Als Kontrapunkt zur Konferenz eingeladen, stimmte in diesem Punkt aber sogar der Vertreter der eu-Generaldirektion für Handel, Martin Dihm, mit Wellmer überein: "Freihandel ist nicht die Lösung aller Probleme - das wäre naiv." Ohne Handel gibt es jedoch auch keine Entwicklung, konterte Dihm. Als einen Ausweg aus der Exportkrise Afrikas schlägt er den Zusammenschluss von afrikanischen Volkswirtschaften auf gleichem wirtschaftlichen Niveau vor. Mit den Erfahrungen, die diese Staaten dann im grenzüberschreitenden Handel gewinnen, so der EU-Vertreter, könnten sie ihre Märkte Schritt für Schritt nach außen und in Richtung eu öffnen.

Tandem statt Reiter-Pferd

Die Europäische Union verhandle oft mit afrikanischen Regierungsvertretern, die mehr an ihre eigene Geldtasche als an die Menschen in ihrem Land denken, lautete bei der Konferenz eine andere Kritik der ngos in Richtung Dihm. "Unser Demokratieverständnis zwingt uns, mit Regierungsvertretern zu verhandeln", entgegnete dieser.
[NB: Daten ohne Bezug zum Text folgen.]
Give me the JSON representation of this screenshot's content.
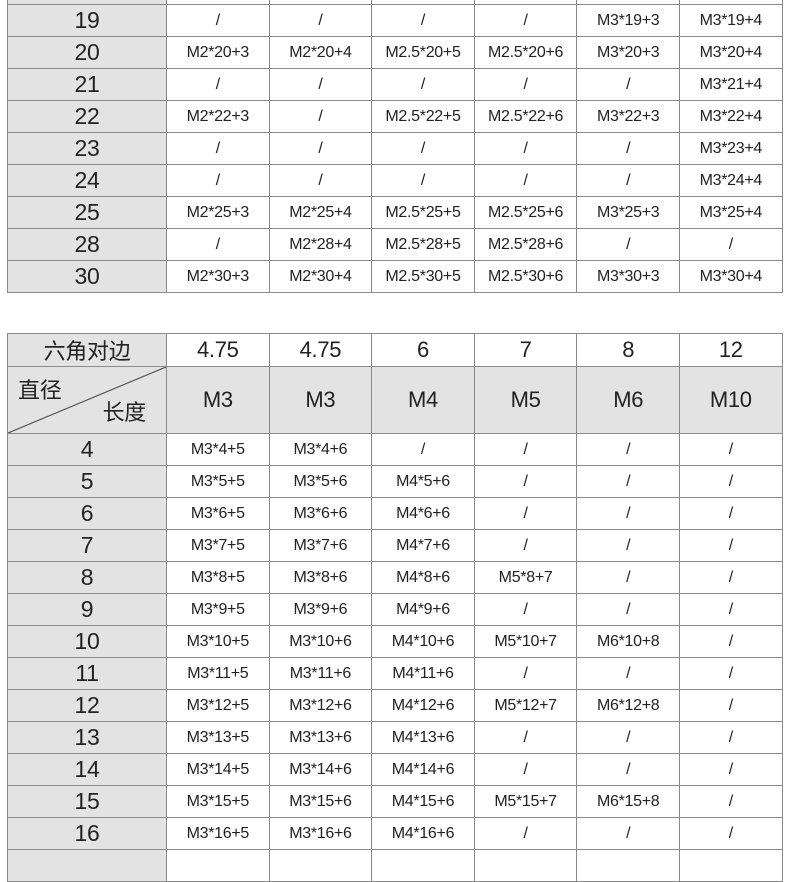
{
  "table1": {
    "rows": [
      {
        "length": "",
        "cells": [
          "",
          "",
          "",
          "",
          "",
          ""
        ]
      },
      {
        "length": "19",
        "cells": [
          "/",
          "/",
          "/",
          "/",
          "M3*19+3",
          "M3*19+4"
        ]
      },
      {
        "length": "20",
        "cells": [
          "M2*20+3",
          "M2*20+4",
          "M2.5*20+5",
          "M2.5*20+6",
          "M3*20+3",
          "M3*20+4"
        ]
      },
      {
        "length": "21",
        "cells": [
          "/",
          "/",
          "/",
          "/",
          "/",
          "M3*21+4"
        ]
      },
      {
        "length": "22",
        "cells": [
          "M2*22+3",
          "/",
          "M2.5*22+5",
          "M2.5*22+6",
          "M3*22+3",
          "M3*22+4"
        ]
      },
      {
        "length": "23",
        "cells": [
          "/",
          "/",
          "/",
          "/",
          "/",
          "M3*23+4"
        ]
      },
      {
        "length": "24",
        "cells": [
          "/",
          "/",
          "/",
          "/",
          "/",
          "M3*24+4"
        ]
      },
      {
        "length": "25",
        "cells": [
          "M2*25+3",
          "M2*25+4",
          "M2.5*25+5",
          "M2.5*25+6",
          "M3*25+3",
          "M3*25+4"
        ]
      },
      {
        "length": "28",
        "cells": [
          "/",
          "M2*28+4",
          "M2.5*28+5",
          "M2.5*28+6",
          "/",
          "/"
        ]
      },
      {
        "length": "30",
        "cells": [
          "M2*30+3",
          "M2*30+4",
          "M2.5*30+5",
          "M2.5*30+6",
          "M3*30+3",
          "M3*30+4"
        ]
      }
    ]
  },
  "table2": {
    "hex_label": "六角对边",
    "hex_values": [
      "4.75",
      "4.75",
      "6",
      "7",
      "8",
      "12"
    ],
    "diameter_label": "直径",
    "length_label": "长度",
    "diameters": [
      "M3",
      "M3",
      "M4",
      "M5",
      "M6",
      "M10"
    ],
    "rows": [
      {
        "length": "4",
        "cells": [
          "M3*4+5",
          "M3*4+6",
          "/",
          "/",
          "/",
          "/"
        ]
      },
      {
        "length": "5",
        "cells": [
          "M3*5+5",
          "M3*5+6",
          "M4*5+6",
          "/",
          "/",
          "/"
        ]
      },
      {
        "length": "6",
        "cells": [
          "M3*6+5",
          "M3*6+6",
          "M4*6+6",
          "/",
          "/",
          "/"
        ]
      },
      {
        "length": "7",
        "cells": [
          "M3*7+5",
          "M3*7+6",
          "M4*7+6",
          "/",
          "/",
          "/"
        ]
      },
      {
        "length": "8",
        "cells": [
          "M3*8+5",
          "M3*8+6",
          "M4*8+6",
          "M5*8+7",
          "/",
          "/"
        ]
      },
      {
        "length": "9",
        "cells": [
          "M3*9+5",
          "M3*9+6",
          "M4*9+6",
          "/",
          "/",
          "/"
        ]
      },
      {
        "length": "10",
        "cells": [
          "M3*10+5",
          "M3*10+6",
          "M4*10+6",
          "M5*10+7",
          "M6*10+8",
          "/"
        ]
      },
      {
        "length": "11",
        "cells": [
          "M3*11+5",
          "M3*11+6",
          "M4*11+6",
          "/",
          "/",
          "/"
        ]
      },
      {
        "length": "12",
        "cells": [
          "M3*12+5",
          "M3*12+6",
          "M4*12+6",
          "M5*12+7",
          "M6*12+8",
          "/"
        ]
      },
      {
        "length": "13",
        "cells": [
          "M3*13+5",
          "M3*13+6",
          "M4*13+6",
          "/",
          "/",
          "/"
        ]
      },
      {
        "length": "14",
        "cells": [
          "M3*14+5",
          "M3*14+6",
          "M4*14+6",
          "/",
          "/",
          "/"
        ]
      },
      {
        "length": "15",
        "cells": [
          "M3*15+5",
          "M3*15+6",
          "M4*15+6",
          "M5*15+7",
          "M6*15+8",
          "/"
        ]
      },
      {
        "length": "16",
        "cells": [
          "M3*16+5",
          "M3*16+6",
          "M4*16+6",
          "/",
          "/",
          "/"
        ]
      },
      {
        "length": "",
        "cells": [
          "",
          "",
          "",
          "",
          "",
          ""
        ]
      }
    ]
  }
}
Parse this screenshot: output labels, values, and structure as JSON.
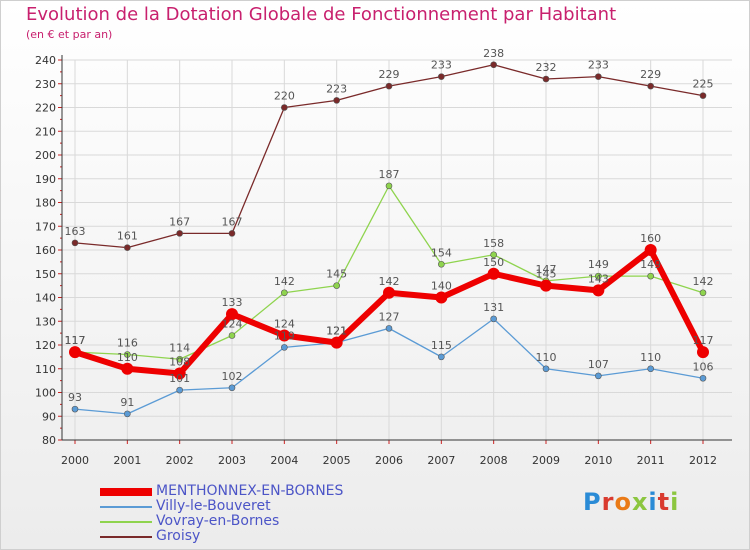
{
  "title": "Evolution de la Dotation Globale de Fonctionnement par Habitant",
  "subtitle": "(en € et par an)",
  "brand": "Proxiti",
  "colors": {
    "title": "#c8206e",
    "axis": "#333333",
    "grid": "#d9d9d9",
    "legend_text": "#4c55c7",
    "label": "#555555"
  },
  "chart_data": {
    "type": "line",
    "title": "Evolution de la Dotation Globale de Fonctionnement par Habitant",
    "subtitle": "(en € et par an)",
    "xlabel": "",
    "ylabel": "",
    "ylim": [
      80,
      240
    ],
    "ystep": 10,
    "yticks": [
      "80",
      "90",
      "100",
      "110",
      "120",
      "130",
      "140",
      "150",
      "160",
      "170",
      "180",
      "190",
      "200",
      "210",
      "220",
      "230",
      "240"
    ],
    "categories": [
      "2000",
      "2001",
      "2002",
      "2003",
      "2004",
      "2005",
      "2006",
      "2007",
      "2008",
      "2009",
      "2010",
      "2011",
      "2012"
    ],
    "series": [
      {
        "name": "Groisy",
        "color": "#7a2a2a",
        "width": 1.3,
        "marker_r": 3,
        "values": [
          163,
          161,
          167,
          167,
          220,
          223,
          229,
          233,
          238,
          232,
          233,
          229,
          225
        ]
      },
      {
        "name": "Vovray-en-Bornes",
        "color": "#8fd44e",
        "width": 1.3,
        "marker_r": 3,
        "values": [
          117,
          116,
          114,
          124,
          142,
          145,
          187,
          154,
          158,
          147,
          149,
          149,
          142
        ]
      },
      {
        "name": "Villy-le-Bouveret",
        "color": "#5b9bd5",
        "width": 1.3,
        "marker_r": 3,
        "values": [
          93,
          91,
          101,
          102,
          119,
          121,
          127,
          115,
          131,
          110,
          107,
          110,
          106
        ]
      },
      {
        "name": "MENTHONNEX-EN-BORNES",
        "color": "#ee0000",
        "width": 6,
        "marker_r": 6,
        "values": [
          117,
          110,
          108,
          133,
          124,
          121,
          142,
          140,
          150,
          145,
          143,
          160,
          117
        ]
      }
    ],
    "legend_order": [
      "MENTHONNEX-EN-BORNES",
      "Villy-le-Bouveret",
      "Vovray-en-Bornes",
      "Groisy"
    ],
    "legend_position": "bottom-left",
    "grid": true
  }
}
Natürlich ist man sich in der eu sehr wohl bewusst, dass es Korruption gibt, fügte Dihm hinzu, und um dieses Übel an der Wurzel zu bekämpfen, unterstütze die eu auch in vielen afrikanischen Staaten die Anti-Korruption-Ausbildung der Beamten. eu-Parlamentarierin Karin Scheele wiederum zeigte sich bei der Konferenz überzeugt, dass nicht vorwiegend Korruption im Sinne von Bestechung einer gesunden Wirtschaftsentwicklung Afrikas entgegenstehe, sondern vor allem nationalstaatliche Interessen.

In der österreichischen eu-Präsidentschaft wird sich das Kohärenzproblem in Europas Verhältnis zu Afrika nicht lösen lassen - darin waren sich alle Konferenzteilnehmer einig. Die Weiterführung des (In-)Kohärenzdialogs wurde deswegen nicht nur symbolisch an die kommende finnische eu-Präsidentschaft weitergegeben - damit aus der Reiter-Pferd-Partnerschaft irgendwann doch noch ein Tandem werde.